No, we know Turf is not in Topsham. But the Turf Locks pub has been intrinsically linked to our town both historically as well as emotionally for so long that many of us feel that it is almost an extension of Topsham. It’s the place we sail, canoe or paddleboard to; or else we catch the Topsham-Turf ferry that takes locals and visitors alike on a lovely, meandering river cruise to this unique pub at the entrance to the Exeter ship canal; or we can cycle around via the Route 2 cycle route and Exeter swing bridge; or catch the small ferry from near the Passage Inn across the Exe for a pleasant stroll down to this waterside inn. Turf may not be in Topsham, but many of us here certainly consider it a Topsham pub.
Clive and Ginny Redfern have been running Turf since 1990. This is a proper pub. There are no carpets, just pine strip floors which are ideal for muddy paws and muddy kids. Both are very welcome.
Turf’s position, away from roads and access by car, means that its opening hours can vary through the seasons, days of the week and weather. Availability of food is also variable, from coffee and cakes from the Turf Hutch, to a lunch menu that includes local crab and salmon sandwiches as well as hot foods, to a full evening menu in season prepared with skill and precision (essential to book). On Bank Holidays and weekends, in fine weather, Turf can be incredibly crowded; at such times, food is available from the outdoor bar area. It is also possible to arrange cook-yourself barbeques to enjoy in Turf’s beautiful estuary-side grounds.
Foods are all sourced locally and make the best use of Devon produce. Clive equally prides himself on the quality and provenance of drink, so local beers and ciders feature, there is a gin list, and the wines are both excellent and keenly priced (look out for the special Landlord’s selection – these are the wines that Clive himself loves drinking the most).

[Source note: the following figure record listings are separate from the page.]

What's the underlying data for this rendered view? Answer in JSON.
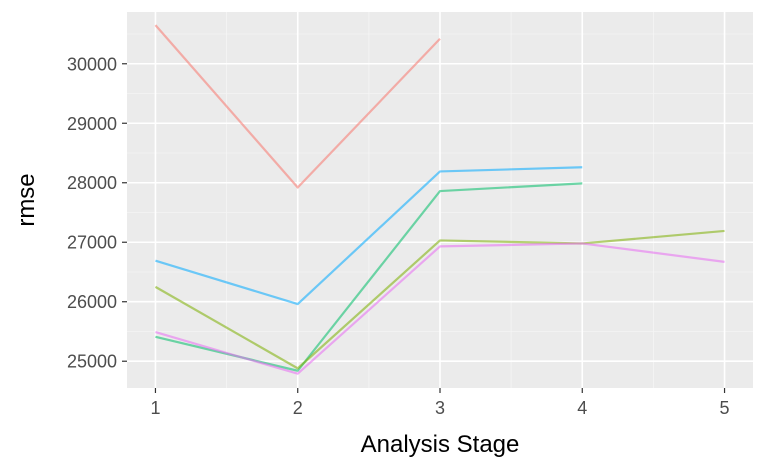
{
  "chart_data": {
    "type": "line",
    "title": "",
    "xlabel": "Analysis Stage",
    "ylabel": "rmse",
    "xlim": [
      0.8,
      5.2
    ],
    "ylim": [
      24550,
      30870
    ],
    "x_ticks": [
      1,
      2,
      3,
      4,
      5
    ],
    "y_ticks": [
      25000,
      26000,
      27000,
      28000,
      29000,
      30000
    ],
    "grid": true,
    "legend": "none",
    "series": [
      {
        "color": "#F8766D",
        "x": [
          1,
          2,
          3
        ],
        "y": [
          30650,
          27920,
          30420
        ]
      },
      {
        "color": "#00A9FF",
        "x": [
          1,
          2,
          3,
          4
        ],
        "y": [
          26690,
          25960,
          28190,
          28260
        ]
      },
      {
        "color": "#00BE67",
        "x": [
          1,
          2,
          3,
          4
        ],
        "y": [
          25410,
          24840,
          27860,
          27990
        ]
      },
      {
        "color": "#7CAE00",
        "x": [
          1,
          2,
          3,
          4,
          5
        ],
        "y": [
          26250,
          24880,
          27030,
          26980,
          27190
        ]
      },
      {
        "color": "#E76BF3",
        "x": [
          1,
          2,
          3,
          4,
          5
        ],
        "y": [
          25490,
          24790,
          26930,
          26980,
          26670
        ]
      }
    ]
  }
}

Historical footnote: The River Exe was navigable from the sea up to Exeter until the 13th century. At that time, the formidable Isabella de Fortibus, Countess of Devon, built a weir across the river, cutting off Exeter’s port from the sea. Though trade with Exeter’s port was later restored, Hugh de Courtenay, 9th Earl of Devon (and Isabella’s cousin), further blocked the river in 1317 and had Topsham Quay built. Boats were forced to unload at Topsham, and the Earl and his descendants could exact large tolls to transport goods to Exeter. This situation prevailed for some 250 years until 1563 when Exeter traders commissioned the construction of a canal to bypass the weirs and rejoin the River Exe in Exeter’s city centre. The lower part of the canal was extended to its mouth at Turf Lock in 1677 and the canal was deepened and widened to allow the passage of ocean-going ships. So it is probable to assume that Topsham people have been drinking at Turf for more than 300 years.